It is anecdotal known that the reliability of the estimation that is possible to infer from the 2 game series is different.
Here I would like to introduce a practical way to "measure" this reliability.
Say we have a series S0 of 2000 games between 2 engines. For each game we store the result as Win /Lost/ Draw. We feed this series to an ELO estimator (Bayes or something else, does not matter as long as converges). ELO estimator will output an estimated ELO difference between the 2 engines, call it Elo0
Now we split the series in 2: the first 1000 games and the second 1000 games. We feed these 2 sub-series (S1_0, S1_1) to the same ELO estimator and we get the corresponding 2 ELO estimated differences: Elo1_0, Elo1_1
We repeat the previous step splitting in 2 series of 500 games each previous S1 series, getting a total of 4 sub-series: S2_0, S2_1, S2_3, S2_4. As in the previous step we ran the ELO estimators on them getting the estimated 4 ELO differences: Elo2_0, Elo2_1, Elo2_3, Elo2_4
We could further divide, but for this example just stop here. Now we consider the following quantity:
Code: Select all
(Elo0 - Elo0)/1 + (Elo1_0 - Elo0)/2 + (Elo1_1 - Elo0)/2 + (Elo2_0 - Elo0)/4 + (Elo2_1 - Elo0)/4 + (Elo2_3 - Elo0)/4 + (Elo2_4 - Elo0)/4
Because we are interested in a measure of the power of the noise, we consider the square of each term getting (first term is zero):
Code: Select all
Noise2 = (Elo1_0 - Elo0)^2/4 + (Elo1_1 - Elo0)^2/4 + (Elo2_0 - Elo0)^2/16 + (Elo2_1 - Elo0)^2/16 + (Elo2_3 - Elo0)^2/16 + (Elo2_4 - Elo0)^2/16
My guess is that this NoiseX quantity:
1) Is independent from the 2 engines under test, in particular is independent by their ELO difference.
2) Converges to zero when the number of games go to infinity (this is a consequence of ELO estimator convergences on the sub-series)
3) Is non negative and is higher when the single sub-series have very wide results. It is smaller in case single sub-series better approach full series.

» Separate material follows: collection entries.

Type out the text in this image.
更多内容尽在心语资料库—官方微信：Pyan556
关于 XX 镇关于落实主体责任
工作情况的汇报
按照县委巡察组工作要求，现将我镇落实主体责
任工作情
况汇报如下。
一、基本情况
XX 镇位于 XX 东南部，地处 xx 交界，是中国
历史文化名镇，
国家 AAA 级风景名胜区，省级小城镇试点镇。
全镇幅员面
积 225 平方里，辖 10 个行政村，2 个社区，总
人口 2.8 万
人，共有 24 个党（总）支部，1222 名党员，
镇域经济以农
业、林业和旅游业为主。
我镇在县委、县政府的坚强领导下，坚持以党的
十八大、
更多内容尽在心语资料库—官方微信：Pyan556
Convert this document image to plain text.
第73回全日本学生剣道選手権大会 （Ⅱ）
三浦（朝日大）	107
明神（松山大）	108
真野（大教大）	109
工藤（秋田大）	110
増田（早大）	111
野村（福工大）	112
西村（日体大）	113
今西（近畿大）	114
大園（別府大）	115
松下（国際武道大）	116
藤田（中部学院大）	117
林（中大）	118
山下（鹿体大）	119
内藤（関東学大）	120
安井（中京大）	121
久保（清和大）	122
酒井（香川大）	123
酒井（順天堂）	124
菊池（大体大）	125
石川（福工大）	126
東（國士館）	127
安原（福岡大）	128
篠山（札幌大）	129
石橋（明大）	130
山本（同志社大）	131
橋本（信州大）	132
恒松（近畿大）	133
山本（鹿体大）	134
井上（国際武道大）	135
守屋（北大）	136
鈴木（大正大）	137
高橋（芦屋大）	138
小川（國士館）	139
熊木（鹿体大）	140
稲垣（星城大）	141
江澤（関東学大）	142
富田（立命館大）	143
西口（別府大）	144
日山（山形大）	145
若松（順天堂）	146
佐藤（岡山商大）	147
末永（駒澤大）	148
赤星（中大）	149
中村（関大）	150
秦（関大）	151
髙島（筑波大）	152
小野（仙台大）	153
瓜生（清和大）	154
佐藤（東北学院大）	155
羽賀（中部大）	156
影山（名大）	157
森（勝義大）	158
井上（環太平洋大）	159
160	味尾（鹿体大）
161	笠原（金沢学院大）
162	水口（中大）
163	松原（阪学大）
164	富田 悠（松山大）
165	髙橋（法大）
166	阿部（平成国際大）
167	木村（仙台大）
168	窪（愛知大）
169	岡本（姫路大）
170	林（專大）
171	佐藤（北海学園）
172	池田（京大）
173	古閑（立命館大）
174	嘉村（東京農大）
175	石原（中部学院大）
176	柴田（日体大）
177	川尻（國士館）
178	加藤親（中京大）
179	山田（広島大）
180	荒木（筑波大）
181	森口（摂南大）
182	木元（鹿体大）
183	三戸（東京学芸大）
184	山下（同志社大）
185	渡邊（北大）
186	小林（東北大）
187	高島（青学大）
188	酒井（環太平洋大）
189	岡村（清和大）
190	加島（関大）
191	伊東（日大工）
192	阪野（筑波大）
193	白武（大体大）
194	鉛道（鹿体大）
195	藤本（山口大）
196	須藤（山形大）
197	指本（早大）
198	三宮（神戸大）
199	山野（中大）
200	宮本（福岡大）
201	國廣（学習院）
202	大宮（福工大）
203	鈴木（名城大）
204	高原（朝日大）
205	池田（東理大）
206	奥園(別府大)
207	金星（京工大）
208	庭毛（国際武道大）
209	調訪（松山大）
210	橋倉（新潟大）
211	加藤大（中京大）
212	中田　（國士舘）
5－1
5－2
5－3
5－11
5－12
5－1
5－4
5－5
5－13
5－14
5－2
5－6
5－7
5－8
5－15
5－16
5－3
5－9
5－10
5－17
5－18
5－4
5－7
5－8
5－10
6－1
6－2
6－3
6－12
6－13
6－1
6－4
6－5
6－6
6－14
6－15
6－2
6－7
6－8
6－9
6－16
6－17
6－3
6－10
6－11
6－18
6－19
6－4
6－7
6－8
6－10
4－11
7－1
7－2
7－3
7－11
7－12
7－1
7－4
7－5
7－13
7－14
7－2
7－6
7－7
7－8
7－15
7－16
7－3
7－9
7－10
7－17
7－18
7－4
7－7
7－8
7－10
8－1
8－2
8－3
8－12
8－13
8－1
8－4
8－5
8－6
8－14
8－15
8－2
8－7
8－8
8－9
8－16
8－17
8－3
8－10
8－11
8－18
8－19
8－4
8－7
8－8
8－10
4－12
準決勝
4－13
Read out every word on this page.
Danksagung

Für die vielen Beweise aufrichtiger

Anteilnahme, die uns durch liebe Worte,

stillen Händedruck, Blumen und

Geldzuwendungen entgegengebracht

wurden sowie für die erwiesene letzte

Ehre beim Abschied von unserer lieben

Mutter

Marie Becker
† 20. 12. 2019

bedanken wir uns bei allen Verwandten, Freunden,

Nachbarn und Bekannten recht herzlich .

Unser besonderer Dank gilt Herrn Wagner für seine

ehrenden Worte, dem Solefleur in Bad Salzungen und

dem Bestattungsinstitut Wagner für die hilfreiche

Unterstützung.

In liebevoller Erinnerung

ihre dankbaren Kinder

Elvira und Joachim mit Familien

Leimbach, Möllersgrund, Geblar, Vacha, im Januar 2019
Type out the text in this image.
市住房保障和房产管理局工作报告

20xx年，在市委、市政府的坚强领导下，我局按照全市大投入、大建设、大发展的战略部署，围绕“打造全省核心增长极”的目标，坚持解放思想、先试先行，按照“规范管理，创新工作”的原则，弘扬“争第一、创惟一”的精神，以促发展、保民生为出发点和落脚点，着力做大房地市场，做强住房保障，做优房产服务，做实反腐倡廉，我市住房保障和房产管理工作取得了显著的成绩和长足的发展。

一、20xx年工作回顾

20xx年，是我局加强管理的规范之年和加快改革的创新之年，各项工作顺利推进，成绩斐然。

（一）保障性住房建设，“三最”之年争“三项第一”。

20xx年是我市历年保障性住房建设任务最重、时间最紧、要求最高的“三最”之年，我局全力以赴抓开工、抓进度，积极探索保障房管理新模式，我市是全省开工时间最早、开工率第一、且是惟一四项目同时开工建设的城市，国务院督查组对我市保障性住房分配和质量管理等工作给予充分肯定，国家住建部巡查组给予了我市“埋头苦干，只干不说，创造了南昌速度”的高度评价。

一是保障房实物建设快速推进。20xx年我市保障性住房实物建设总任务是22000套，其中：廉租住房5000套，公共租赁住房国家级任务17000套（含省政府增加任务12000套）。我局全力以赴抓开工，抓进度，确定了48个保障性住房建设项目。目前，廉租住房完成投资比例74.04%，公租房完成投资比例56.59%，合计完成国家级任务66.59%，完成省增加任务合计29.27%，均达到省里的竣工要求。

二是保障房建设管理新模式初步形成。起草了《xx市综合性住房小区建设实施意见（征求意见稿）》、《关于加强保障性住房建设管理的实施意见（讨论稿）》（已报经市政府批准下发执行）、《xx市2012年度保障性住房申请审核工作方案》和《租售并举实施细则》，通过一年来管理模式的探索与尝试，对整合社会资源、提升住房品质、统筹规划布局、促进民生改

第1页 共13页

4) At the moment does not converge with increasing number of splits due to the series of n term: a1/n^2 + a2/n^2 + ... + an/n^2 is asymptotically similar to n*ax/n^2 -> ax/n that is known to do not converge, but perhaps with a steeper denominator we can prove NoiseN is convergent for N -> infinite. This would be a very important result because we could extrapolate a NoiseINFINITY level independent by the games played and only due to the quality of testing framework !
In practical terms it would be very interesting to add some code to, say cutechess, to calculate the Noise2 (or NoiseX with x input parameter) on the fly while games are in progression (like it does with ELO) so to verify that:
a) For a given 'order' of Noise, say 2, then Noise2 decreases with the increase of number of played games (limit is zero at infinity)
b) For a fixed number of games, say 5000, a very noisy environment has Noise2 figure higher then a quality test framework
c) Given the a) and b) to find an equivalent reliability between two different testing framework and different number of games. IOW be able to say that for testing framework A (that is very noisy) I need to play 10000 games to reach the same reliability of testing framework B (that is good) is able to give with just 2000 games: This happens when the Noise2 of of the pair (framework, number of games) is the same.